I’m not sure I have the definitive answer to that, but I’ll take a shot at it. If you were to look at the heroine of a romance novel through a wide-angle lens, you might find she’s really not so different than her “sister” in women’s fiction. However, because romance novels are sharply focused on one aspect of their protagonists’ lives, their love life, we as readers aren’t privy to much information about their other desires.
That sharp focus on romantic love is why the genre is called “romance,” obviously! Eventually, every romance heroine shares a common goal of finding happily-ever-after with a man. Take Cinderella as an example – the ultimate romance. We see her meeting her prince. We see her falling head-over-heels – actually losing her heel, for this guy. We see them overcoming conflicts in order to be together.
In a mainstream women’s fiction novel, on the other hand, the character might be the same, but the focus is different. The story might focus more on Cinderella’s relationship with her stepsisters, how she tries to change what she can with them and accept what she can’t, in order to have a richer, happier life.
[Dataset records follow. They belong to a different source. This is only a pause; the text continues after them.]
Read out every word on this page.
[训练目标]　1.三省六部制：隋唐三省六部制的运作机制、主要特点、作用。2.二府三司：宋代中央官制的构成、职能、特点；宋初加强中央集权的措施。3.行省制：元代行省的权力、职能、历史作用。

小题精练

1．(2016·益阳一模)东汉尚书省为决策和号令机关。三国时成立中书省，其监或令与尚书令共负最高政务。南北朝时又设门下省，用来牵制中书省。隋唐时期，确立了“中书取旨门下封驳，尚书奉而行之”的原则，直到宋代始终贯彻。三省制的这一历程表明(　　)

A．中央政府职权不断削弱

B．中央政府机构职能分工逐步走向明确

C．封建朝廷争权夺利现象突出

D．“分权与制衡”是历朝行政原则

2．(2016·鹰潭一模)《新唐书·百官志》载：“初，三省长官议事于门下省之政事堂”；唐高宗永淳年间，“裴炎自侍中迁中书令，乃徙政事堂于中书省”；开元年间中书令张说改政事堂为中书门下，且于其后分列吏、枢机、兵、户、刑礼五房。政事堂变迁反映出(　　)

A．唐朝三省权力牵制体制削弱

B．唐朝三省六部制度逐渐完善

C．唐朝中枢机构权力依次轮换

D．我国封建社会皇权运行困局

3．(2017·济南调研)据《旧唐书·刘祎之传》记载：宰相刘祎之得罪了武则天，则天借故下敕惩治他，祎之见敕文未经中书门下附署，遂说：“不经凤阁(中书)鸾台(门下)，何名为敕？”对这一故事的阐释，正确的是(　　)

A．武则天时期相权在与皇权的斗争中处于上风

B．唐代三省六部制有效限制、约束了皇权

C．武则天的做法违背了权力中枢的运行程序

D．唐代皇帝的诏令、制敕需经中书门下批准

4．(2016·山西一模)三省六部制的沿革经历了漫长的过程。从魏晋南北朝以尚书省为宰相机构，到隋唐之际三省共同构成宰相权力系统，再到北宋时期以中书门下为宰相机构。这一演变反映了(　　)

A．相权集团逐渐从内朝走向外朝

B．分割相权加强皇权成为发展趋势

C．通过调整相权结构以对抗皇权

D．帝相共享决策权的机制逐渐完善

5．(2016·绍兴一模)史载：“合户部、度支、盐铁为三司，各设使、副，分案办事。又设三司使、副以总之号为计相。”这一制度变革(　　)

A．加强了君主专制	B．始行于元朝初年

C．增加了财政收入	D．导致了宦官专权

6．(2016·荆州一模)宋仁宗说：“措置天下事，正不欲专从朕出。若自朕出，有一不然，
She might meet the dashing Prince, she might fall in love with him, but their relationship will only be a slice of the story, not the entire pie. Or we might see Cinderella sixteen years after she marries the Prince, when she feels they’ve not only lost their passion for one another, she has lost her identity in the chaos of raising his children.
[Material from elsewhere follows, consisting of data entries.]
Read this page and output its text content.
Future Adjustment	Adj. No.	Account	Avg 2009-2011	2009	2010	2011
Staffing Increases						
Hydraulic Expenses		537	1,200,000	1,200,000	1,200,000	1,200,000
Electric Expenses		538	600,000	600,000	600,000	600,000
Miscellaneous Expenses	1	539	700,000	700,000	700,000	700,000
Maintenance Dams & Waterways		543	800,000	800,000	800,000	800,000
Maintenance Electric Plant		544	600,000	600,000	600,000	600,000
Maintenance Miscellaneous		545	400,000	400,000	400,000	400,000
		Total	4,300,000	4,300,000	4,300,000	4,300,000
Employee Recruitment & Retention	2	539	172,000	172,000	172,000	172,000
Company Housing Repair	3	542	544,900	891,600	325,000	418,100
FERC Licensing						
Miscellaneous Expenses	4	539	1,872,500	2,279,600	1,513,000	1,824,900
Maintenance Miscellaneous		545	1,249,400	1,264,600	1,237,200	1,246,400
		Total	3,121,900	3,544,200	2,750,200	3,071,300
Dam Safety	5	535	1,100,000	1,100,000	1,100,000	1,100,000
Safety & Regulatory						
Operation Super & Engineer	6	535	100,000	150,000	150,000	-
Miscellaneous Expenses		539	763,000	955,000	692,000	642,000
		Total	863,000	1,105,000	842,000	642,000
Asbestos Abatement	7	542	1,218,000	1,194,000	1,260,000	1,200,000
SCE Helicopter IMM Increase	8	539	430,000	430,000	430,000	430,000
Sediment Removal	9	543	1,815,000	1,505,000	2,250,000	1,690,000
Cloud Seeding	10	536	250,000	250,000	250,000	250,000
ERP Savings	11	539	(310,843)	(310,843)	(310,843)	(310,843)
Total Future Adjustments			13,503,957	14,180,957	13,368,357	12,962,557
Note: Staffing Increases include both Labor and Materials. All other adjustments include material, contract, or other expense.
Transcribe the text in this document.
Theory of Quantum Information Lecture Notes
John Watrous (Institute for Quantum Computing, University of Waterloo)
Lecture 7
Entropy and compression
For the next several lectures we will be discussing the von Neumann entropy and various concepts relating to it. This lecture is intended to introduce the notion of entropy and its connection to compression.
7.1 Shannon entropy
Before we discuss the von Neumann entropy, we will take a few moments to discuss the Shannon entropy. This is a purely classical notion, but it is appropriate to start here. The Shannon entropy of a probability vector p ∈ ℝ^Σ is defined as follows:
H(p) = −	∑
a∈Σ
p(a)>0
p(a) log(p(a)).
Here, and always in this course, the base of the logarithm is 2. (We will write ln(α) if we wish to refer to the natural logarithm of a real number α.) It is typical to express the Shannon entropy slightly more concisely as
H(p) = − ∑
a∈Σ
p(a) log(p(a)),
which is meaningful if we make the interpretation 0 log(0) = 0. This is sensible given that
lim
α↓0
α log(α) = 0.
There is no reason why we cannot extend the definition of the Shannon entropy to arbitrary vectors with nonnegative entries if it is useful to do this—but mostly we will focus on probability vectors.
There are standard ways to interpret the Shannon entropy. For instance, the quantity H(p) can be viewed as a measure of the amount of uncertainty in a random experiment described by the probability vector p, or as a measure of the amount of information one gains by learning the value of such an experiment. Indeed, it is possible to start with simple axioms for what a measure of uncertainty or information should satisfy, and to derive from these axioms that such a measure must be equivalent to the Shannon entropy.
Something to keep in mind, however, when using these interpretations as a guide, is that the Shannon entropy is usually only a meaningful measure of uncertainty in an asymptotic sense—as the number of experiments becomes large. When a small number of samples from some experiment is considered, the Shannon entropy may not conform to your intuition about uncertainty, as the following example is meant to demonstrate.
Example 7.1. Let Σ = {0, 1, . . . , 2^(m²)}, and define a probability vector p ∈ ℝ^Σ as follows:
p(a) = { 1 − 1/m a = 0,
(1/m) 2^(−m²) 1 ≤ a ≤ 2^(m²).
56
My NEXT heroines are looking for happily-ever-after within themselves rather than with a man. They might find romantic love along the way, they may even hope to find it, but if they don’t, or if they thought they did but the relationship doesn’t work out, the reader will close the book at the end knowing this woman will be okay. She’ll be happy, with or without that man in her life. Even if he did look like Hugh Jackman and Josh Holloway all rolled up into one buff package, he can say adios and she’ll get over it and move on. (With the help of a little chocolate, and maybe a couple of glasses of wine).
In my October, 2005 NEXT, The Me I Used To Be, the heroine Ally, must learn to let go of issues from her past, including an unresolved love and guilt over giving up a child she really wanted to keep, before she can embrace a new fulfilling life with another wonderful man. In Off Her Rocker, out this month, Dana Logan, who has made a career out of raising her son and daughter for the past twenty-two years, must learn to reinvent herself, to reassess her way of relating to her children when they finally grow up and leave home, before she can find fulfillment with her husband again and their new way of life.
In both books, as well as in all my NEXTS, the women have to discover happiness inside before they can find happiness in their outside relationships. While they search, they typically find themselves on some slippery slopes – sometimes figuratively, other times literally. In Off Her Rocker, for instance, the heroine’s car is stolen during a blizzard while she’s pottying down in the icy ditch on the side of the road, her jeans around her ankles! But as resilient real-life women do, she sheds a few tears and relies on her sense of humor and her wits to steady herself, find a way out of the situation, and continue on.
So if you’re in the mood to see Cinderella at the ball, pick up a good romance. If, instead, you would rather see her ten years later, searching for the Fairy Godmother to help her re-ignite the flame in her marriage and zap her teenagers, grab a women’s fiction novel. Either way, chances are you’ll end up with the happily-ever-after all story-lovers wish for – a satisfying read.
What qualities do YOU look for in a heroine? What novels have you read whose heroine stands out in your mind? What made her memorable?